Sometimes there are no sold properties in the area. In this case, you can estimate the value of the property by comparing it with similar listed properties in the same area. However, you will not get the accurate value.
This is because the listing price of a property does not reflect the value of the property. Instead, the listing price represents what the customer wishes to receive on the property.
Steps involved during the analysis
Steps used in comparative market analysis range from analyzing the neighborhood, analyzing the property, developing the initial comparative market analysis report, etc. Learn more about location analysis based on their classes. The following is a simple list you can refer to when making a comparative market analysis report. You can also learn more about property class analysis.

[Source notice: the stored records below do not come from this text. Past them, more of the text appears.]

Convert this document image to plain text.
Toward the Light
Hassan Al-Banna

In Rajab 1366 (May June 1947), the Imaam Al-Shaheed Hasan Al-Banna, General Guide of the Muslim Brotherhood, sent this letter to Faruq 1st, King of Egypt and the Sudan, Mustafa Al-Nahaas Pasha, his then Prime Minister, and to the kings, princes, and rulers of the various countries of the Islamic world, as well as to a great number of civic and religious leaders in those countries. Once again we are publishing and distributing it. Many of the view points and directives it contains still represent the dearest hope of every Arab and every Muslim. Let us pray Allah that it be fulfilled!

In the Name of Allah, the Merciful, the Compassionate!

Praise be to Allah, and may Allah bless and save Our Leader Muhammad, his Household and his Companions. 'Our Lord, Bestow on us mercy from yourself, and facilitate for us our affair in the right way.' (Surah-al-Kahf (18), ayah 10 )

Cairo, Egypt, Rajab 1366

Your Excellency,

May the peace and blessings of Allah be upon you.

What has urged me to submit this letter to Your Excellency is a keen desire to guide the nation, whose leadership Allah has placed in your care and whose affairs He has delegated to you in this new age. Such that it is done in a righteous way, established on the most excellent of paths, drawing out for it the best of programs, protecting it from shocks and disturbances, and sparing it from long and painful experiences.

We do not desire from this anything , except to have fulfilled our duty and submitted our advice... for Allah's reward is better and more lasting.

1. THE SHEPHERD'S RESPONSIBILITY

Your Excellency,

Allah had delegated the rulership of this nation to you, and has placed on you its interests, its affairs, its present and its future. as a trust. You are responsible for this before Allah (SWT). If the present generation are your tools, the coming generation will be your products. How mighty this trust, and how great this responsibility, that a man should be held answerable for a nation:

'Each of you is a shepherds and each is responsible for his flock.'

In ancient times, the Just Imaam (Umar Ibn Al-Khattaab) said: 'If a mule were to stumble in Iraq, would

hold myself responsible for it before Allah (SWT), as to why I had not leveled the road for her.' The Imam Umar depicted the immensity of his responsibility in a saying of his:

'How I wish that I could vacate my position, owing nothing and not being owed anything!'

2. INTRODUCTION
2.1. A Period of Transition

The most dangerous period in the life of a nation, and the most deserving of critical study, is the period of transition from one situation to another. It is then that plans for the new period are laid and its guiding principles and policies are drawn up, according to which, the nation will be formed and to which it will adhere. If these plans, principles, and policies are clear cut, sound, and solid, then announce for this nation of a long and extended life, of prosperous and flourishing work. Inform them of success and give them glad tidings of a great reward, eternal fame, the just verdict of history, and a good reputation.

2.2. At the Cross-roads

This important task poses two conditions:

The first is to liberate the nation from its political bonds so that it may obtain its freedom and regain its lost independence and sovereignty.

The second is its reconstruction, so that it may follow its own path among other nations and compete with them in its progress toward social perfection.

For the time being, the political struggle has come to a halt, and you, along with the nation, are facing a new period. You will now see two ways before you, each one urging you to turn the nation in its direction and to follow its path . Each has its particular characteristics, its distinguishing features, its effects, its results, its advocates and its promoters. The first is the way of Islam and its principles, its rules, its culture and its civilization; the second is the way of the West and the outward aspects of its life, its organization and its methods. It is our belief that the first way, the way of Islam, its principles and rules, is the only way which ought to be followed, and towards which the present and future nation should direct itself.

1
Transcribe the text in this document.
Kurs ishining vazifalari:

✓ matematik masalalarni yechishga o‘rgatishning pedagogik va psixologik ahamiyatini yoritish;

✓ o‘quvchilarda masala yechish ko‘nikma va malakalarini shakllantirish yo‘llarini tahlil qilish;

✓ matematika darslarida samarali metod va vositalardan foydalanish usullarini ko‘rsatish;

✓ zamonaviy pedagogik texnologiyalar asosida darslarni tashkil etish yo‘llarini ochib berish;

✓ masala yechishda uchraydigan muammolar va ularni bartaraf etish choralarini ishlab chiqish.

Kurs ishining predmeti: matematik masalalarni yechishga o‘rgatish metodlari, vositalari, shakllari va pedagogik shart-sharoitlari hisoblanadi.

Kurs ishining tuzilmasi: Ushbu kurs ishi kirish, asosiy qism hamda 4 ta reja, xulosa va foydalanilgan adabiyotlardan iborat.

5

- Evaluation of the of neighborhood
- Evaluation of the original listing
- Evaluate the property value estimate
- Draft a preliminary comparative market analysis report
Benefits of comparative market analysis
Whether you are buying or selling a property, it is important to use the comparative market analysis. This will protect you from paying more money on the property or selling your property at a lower price. You can also use the appraisal to determine the value of a property. However, this might not be enough when calculation the actual value of property. Therefore, every information you can get will help you determine the best value of a property.